Recently, another group of pharmaceutical sales representatives successfully demonstrated that they are not exempt from overtime under the FLSA. Kuzinski, et al., v. Schering Corp Focusing on the administrative exemption, the District Court of Connecticut held that the sales representatives’ work was not directly related to Schering’s management or general business operations and they lacked the necessary exercise of discretion and independent judgment to meet the requirements of the exemption. The sales representatives did not directly sell pharmaceutical products, instead individualizing Schering’s canned sales pitch to promote certain products to identified customers.
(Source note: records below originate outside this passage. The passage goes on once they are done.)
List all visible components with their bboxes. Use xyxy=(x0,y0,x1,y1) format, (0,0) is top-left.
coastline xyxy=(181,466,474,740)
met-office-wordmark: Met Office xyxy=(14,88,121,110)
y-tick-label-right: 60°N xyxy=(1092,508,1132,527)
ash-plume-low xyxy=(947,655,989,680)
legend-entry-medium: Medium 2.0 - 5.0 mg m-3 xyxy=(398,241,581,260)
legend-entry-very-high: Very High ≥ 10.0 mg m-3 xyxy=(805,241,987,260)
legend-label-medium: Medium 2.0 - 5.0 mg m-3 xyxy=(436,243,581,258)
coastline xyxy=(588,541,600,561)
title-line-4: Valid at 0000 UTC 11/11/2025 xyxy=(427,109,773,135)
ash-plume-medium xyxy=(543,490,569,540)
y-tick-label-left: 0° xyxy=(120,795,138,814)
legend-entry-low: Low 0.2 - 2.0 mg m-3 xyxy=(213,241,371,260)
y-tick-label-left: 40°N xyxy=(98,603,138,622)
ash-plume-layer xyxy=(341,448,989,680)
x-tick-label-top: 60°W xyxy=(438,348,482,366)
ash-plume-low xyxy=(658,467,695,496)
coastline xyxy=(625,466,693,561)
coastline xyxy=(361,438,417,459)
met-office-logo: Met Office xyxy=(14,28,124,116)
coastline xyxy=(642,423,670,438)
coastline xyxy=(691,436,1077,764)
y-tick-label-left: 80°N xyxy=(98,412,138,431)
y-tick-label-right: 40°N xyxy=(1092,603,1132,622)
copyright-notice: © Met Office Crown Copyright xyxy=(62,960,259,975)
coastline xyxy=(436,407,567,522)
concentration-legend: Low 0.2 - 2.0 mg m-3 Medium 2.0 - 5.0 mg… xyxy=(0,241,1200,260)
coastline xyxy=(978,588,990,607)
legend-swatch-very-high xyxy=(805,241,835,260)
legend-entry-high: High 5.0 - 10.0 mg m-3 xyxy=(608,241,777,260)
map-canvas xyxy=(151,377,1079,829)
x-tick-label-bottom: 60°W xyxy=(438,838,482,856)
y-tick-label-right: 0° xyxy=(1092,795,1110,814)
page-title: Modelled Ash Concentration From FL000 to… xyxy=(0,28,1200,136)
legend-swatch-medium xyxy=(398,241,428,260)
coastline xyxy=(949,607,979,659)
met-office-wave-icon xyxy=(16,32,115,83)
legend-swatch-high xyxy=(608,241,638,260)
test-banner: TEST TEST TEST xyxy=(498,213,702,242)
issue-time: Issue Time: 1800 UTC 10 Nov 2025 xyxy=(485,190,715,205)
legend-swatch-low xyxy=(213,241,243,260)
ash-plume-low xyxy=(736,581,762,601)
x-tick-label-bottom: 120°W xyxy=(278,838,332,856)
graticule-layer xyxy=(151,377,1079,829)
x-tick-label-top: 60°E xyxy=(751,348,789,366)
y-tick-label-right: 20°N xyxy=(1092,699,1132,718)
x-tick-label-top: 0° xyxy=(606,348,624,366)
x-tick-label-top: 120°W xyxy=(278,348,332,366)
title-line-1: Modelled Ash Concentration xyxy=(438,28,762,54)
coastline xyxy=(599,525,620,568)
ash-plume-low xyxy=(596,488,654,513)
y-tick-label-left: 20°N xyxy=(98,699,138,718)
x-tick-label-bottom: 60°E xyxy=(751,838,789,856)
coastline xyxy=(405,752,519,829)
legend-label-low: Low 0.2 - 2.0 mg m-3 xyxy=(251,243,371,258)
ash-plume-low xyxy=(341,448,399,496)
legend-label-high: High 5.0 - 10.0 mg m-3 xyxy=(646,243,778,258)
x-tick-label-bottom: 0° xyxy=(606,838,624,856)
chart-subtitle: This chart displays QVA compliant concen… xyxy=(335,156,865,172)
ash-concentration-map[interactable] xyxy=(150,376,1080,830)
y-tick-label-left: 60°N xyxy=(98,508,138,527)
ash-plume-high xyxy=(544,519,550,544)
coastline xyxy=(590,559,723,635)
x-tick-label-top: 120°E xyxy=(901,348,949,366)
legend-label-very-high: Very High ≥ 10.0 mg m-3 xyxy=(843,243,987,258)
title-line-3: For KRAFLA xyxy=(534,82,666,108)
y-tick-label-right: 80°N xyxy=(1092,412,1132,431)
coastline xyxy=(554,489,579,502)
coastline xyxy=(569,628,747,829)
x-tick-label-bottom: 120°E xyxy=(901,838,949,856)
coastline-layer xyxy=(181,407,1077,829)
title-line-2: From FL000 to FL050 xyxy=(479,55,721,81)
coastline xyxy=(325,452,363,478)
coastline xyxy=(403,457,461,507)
At the end of the day, the sales representatives simply used the core messages and promotional strategies developed by Schering, rather than developing those messages and strategies themselves.
Litigation Background
Pharmaceutical companies have traditionally classified sales representatives as exempt under the outside sales exemption, but have recently faced difficulty convincing courts that pharmaceutical representatives meet this exemption since they do not make “sales” in the traditional sense. While the results have been mixed at the district court level, the most noteworthy case, the Novartis wage and hour litigation, put a hole in the companies’ defense. Affirming the district court, the Second Circuit concluded that the Novartis sales representatives do not make sales and, therefore, do not qualify for the outside sales exemption. The U.S. Supreme Court recently declined to review that decision and the holding remains.